- Directed by: Paul Williams
- Screenplay by: James Andronica
- Produced by: Paul Williams; Rodney Byron Ellis;
- Starring: James Andronica; Leslie Bevis; Beau Starr; P. W. Williams; Coralissa Gines; Rod Ellis; Robert Davi; Lexie Shine;
- Cinematography: Susan Emerson
- Edited by: Chip Brooks
- Music by: Scott Thomas Smith
- Distributed by: Rohdhouse; Sun Lion Films;
- Release date: 1993;
- Running time: 96 minutes
- Country: United States
- Language: English

= The November Men =

1993 American political thriller

The November Men is a 1993 political thriller film directed by Paul Williams, starring James Andronica, who also wrote the screenplay. Williams (credited as P. W. Williams) also had an acting role in the film.

==Premise==
The story concerns a documentary filmmaker Duggo (Andronica) who makes the observation that the only successful assassinations of politicians are the work of right-wing radicals, and sets out to fake an attempt on the life of the newly-elected George Bush.

==Production==
The film employs real-life documentary footage made by the crew of The November Men, and the introduction to the film states:
"The elected officials who appear in this movie were not aware of the filming and its eventual use here.

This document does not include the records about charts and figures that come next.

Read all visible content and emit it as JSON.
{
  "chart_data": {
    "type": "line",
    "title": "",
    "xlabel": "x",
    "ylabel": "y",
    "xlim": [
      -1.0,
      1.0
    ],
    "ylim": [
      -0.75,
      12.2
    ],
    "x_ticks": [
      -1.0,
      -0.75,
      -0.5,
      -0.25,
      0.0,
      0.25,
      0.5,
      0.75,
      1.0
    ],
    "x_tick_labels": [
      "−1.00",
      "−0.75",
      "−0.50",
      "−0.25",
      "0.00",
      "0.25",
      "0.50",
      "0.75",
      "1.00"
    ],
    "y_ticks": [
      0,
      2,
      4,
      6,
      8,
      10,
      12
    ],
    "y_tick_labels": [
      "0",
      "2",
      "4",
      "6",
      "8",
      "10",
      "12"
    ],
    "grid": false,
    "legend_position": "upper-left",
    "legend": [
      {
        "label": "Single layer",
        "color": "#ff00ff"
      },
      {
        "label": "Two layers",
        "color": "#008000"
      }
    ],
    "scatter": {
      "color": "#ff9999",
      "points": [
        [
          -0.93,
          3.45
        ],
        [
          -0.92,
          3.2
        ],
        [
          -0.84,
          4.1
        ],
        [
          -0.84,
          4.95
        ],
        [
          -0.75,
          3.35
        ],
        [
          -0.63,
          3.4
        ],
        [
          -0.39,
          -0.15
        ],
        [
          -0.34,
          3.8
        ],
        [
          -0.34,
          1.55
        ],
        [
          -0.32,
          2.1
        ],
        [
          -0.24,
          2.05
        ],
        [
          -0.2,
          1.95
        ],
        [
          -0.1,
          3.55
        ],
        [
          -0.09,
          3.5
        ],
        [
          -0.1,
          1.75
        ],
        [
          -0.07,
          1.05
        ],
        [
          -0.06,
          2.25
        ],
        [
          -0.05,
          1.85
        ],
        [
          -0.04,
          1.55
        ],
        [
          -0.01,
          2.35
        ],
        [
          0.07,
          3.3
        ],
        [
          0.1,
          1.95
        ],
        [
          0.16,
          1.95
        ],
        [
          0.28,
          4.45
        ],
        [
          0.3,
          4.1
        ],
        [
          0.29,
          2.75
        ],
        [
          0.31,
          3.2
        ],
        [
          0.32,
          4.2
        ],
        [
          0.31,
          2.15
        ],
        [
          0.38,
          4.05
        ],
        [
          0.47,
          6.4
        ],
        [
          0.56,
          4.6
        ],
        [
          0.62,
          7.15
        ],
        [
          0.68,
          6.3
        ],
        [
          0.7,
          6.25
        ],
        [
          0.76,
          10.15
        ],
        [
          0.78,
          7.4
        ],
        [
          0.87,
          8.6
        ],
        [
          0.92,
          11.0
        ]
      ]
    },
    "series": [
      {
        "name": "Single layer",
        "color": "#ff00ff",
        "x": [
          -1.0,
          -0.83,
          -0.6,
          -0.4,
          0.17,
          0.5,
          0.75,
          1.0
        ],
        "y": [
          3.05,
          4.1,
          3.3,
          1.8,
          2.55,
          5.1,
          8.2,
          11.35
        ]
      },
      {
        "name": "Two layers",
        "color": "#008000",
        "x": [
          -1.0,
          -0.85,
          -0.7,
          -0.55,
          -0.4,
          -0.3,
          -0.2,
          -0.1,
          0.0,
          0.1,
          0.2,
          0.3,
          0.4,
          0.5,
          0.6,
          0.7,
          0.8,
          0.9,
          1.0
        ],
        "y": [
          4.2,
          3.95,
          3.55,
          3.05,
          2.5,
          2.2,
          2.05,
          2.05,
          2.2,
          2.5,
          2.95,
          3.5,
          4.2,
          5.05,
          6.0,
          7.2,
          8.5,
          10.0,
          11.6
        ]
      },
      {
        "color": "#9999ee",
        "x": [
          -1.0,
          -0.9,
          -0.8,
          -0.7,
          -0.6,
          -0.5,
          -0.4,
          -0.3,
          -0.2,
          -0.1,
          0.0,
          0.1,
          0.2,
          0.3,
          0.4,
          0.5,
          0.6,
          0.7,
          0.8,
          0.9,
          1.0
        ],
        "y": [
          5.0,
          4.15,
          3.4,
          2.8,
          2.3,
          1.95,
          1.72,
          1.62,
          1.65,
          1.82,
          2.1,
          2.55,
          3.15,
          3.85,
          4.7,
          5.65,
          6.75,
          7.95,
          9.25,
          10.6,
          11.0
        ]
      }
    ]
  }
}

All cinematography took place in strict compliance with the Laws and The Constitution of the United States of America, as they have stood since the Election Year of 1992."

==Cast==
The cast
- James Andronica as Duggo
- Leslie Bevis as (camerawoman) Elizabeth
- Beau Starr as Chief Agent Granger
- Paul P. W. Williams as Arthur
- Coralissa Gines as Lorina
- Rod Ellis as Agent Clancy
also
- Robert Davi
- Lexie Shine

==Reviews==
Time Out said the "multi-layered, twisting denouement supports Lyndon Johnson's belief that there's no need to worry about the left, they'll never pick up a gun - 'It's the right you have to worry about; [if] they don't get what they want, they'll blow [your] fucking head off.'"

==Home media==
A DVD of the film, titled Double Exposure, was released in Australia by Flashback Entertainment. The DVD case credits Oliver Stone with the comment "Brilliant Filmmaking". The plot outline on the rear of the case states "It began with a simple idea by radical film-maker Arthur Gwenlyn. But how far does a film-maker go to make his film believable?"